There can be no grace when there is no sovereignty.




Why is it that Britain is a land of light and Africa a land of darkness?  Who made the difference?  Who sent the gospel to Britain and withheld it from Africa?  Is God unjust in leaving the mighty continent in the hands of Satan, and in delivering from his yoke this small island of the sea?

None have deserved saIvation.  No man is more fit for it than another.  God was not bound to save any.  God might have saved all.  Yet He has only saved some.  Is He, then, unjust in only saving some when He could have saved all?  Objectors say, Oh, those who are lost, are lost because they rejected Christ.   But did not all equally reject Him at first?   What made the unbelief of some give way?   Was it because they willed it, or because God put forth His power in them?  Surely the latter.   Might He not, then, have put forth His power in all, and prevented any from rejecting the Saviour?  Yet He did not.  Why?  Because so it seemed good in His sight.

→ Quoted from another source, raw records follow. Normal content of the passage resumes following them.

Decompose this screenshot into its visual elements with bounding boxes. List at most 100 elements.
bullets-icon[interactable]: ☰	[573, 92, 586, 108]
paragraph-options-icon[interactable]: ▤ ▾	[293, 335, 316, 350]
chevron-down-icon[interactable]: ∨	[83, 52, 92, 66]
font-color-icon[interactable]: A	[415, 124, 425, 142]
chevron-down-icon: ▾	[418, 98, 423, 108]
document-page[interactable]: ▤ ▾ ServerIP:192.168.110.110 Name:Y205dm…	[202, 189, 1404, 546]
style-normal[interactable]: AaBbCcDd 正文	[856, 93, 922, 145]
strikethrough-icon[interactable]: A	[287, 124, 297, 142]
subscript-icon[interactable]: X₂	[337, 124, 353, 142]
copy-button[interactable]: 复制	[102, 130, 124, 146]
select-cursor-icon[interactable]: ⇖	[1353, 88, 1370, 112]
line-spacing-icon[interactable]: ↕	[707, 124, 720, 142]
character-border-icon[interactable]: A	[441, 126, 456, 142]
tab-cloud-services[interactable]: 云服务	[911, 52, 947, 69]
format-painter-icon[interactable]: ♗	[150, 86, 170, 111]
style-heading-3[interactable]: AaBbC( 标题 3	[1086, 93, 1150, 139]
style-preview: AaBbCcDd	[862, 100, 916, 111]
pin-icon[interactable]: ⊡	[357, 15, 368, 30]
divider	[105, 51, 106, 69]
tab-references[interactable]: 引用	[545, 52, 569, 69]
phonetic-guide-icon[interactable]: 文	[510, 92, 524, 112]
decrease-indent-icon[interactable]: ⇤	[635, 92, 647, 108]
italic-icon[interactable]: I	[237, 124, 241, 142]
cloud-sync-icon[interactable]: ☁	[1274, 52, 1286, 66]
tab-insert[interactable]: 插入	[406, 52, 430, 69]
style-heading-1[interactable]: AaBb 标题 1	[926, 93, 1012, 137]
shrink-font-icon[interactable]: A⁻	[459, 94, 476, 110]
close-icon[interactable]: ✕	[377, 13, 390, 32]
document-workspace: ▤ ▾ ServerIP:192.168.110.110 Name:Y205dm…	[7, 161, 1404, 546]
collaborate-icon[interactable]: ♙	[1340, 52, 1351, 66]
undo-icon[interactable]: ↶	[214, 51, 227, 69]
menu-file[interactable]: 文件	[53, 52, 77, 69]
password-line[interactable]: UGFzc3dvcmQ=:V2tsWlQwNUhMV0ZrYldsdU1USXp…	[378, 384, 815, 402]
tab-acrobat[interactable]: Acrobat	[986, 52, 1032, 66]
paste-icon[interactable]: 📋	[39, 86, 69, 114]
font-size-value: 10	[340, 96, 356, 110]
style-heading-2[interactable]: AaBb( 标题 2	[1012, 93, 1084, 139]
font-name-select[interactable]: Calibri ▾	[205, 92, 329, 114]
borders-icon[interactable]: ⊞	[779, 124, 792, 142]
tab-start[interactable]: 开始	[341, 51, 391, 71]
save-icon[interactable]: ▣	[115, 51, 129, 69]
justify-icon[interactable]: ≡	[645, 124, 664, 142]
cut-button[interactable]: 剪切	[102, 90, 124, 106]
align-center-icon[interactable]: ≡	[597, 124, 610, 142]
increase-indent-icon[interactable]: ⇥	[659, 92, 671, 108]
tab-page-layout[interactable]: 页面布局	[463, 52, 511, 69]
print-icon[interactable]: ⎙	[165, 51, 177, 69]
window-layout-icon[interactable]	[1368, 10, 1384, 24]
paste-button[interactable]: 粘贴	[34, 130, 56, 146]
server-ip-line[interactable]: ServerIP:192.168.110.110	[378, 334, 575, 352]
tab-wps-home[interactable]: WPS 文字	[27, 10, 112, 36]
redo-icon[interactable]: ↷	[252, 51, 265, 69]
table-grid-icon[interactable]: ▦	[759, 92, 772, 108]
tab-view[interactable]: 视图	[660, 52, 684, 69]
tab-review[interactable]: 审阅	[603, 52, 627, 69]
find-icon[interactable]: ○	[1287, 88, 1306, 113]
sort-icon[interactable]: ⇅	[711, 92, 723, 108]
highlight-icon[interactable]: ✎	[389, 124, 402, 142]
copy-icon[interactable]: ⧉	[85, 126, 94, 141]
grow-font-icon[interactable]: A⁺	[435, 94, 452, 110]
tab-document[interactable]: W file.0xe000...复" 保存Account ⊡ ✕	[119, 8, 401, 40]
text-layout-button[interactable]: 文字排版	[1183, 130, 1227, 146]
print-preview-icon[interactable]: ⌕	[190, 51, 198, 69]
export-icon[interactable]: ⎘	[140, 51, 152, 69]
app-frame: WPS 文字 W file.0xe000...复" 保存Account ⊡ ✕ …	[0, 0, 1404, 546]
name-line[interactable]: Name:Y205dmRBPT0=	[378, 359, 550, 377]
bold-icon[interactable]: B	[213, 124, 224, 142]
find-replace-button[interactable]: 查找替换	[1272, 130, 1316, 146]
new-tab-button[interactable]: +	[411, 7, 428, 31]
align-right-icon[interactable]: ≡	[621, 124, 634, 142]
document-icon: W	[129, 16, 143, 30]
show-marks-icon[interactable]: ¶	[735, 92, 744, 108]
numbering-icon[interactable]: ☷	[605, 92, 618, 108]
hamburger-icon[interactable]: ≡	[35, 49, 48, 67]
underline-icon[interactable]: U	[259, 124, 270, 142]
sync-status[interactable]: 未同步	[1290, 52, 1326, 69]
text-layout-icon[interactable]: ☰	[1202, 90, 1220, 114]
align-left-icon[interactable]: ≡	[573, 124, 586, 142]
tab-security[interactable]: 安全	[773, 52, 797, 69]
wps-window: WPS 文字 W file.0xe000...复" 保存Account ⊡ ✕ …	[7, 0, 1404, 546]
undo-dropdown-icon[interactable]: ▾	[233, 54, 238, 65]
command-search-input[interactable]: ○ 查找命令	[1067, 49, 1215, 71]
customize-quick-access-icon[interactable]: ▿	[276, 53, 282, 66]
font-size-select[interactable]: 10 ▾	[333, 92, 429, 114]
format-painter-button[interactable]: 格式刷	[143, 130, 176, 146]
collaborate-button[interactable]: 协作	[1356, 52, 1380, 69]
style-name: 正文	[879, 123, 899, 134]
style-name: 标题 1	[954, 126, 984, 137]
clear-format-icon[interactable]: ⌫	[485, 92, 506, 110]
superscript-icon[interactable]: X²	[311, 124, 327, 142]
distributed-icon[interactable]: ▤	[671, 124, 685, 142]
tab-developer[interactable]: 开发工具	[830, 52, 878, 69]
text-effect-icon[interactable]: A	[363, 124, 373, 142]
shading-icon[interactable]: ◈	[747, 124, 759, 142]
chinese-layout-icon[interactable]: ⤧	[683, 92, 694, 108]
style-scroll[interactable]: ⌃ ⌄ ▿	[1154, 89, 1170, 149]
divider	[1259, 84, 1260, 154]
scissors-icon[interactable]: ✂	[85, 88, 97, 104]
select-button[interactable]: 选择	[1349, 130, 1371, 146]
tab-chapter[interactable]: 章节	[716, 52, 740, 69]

Is it unjust of God to save only a few when all are equally doomed to die?  If not, is there any injustice in His determining aforehand to save these few, and leave the rest unsaved?  They could not save themselves, and was it unjust in Him to resolve, in His infinite wisdom, to save them?   Or, was it unjust in Him not to resolve to save all?  Had all perished there would have been no injustice with Him.  How is it possible that there can be injustice in His resolving to save some?

There can be no grace when there is no sovereignty.  Deny God's right to choose whom He will and you deny His right to save whom He will.  Deny His right to save whom He will, and you deny that salvation is of grace.  If salvation is made to hinge upon any desert or fitness in man, seen or foreseen, grace is at an end.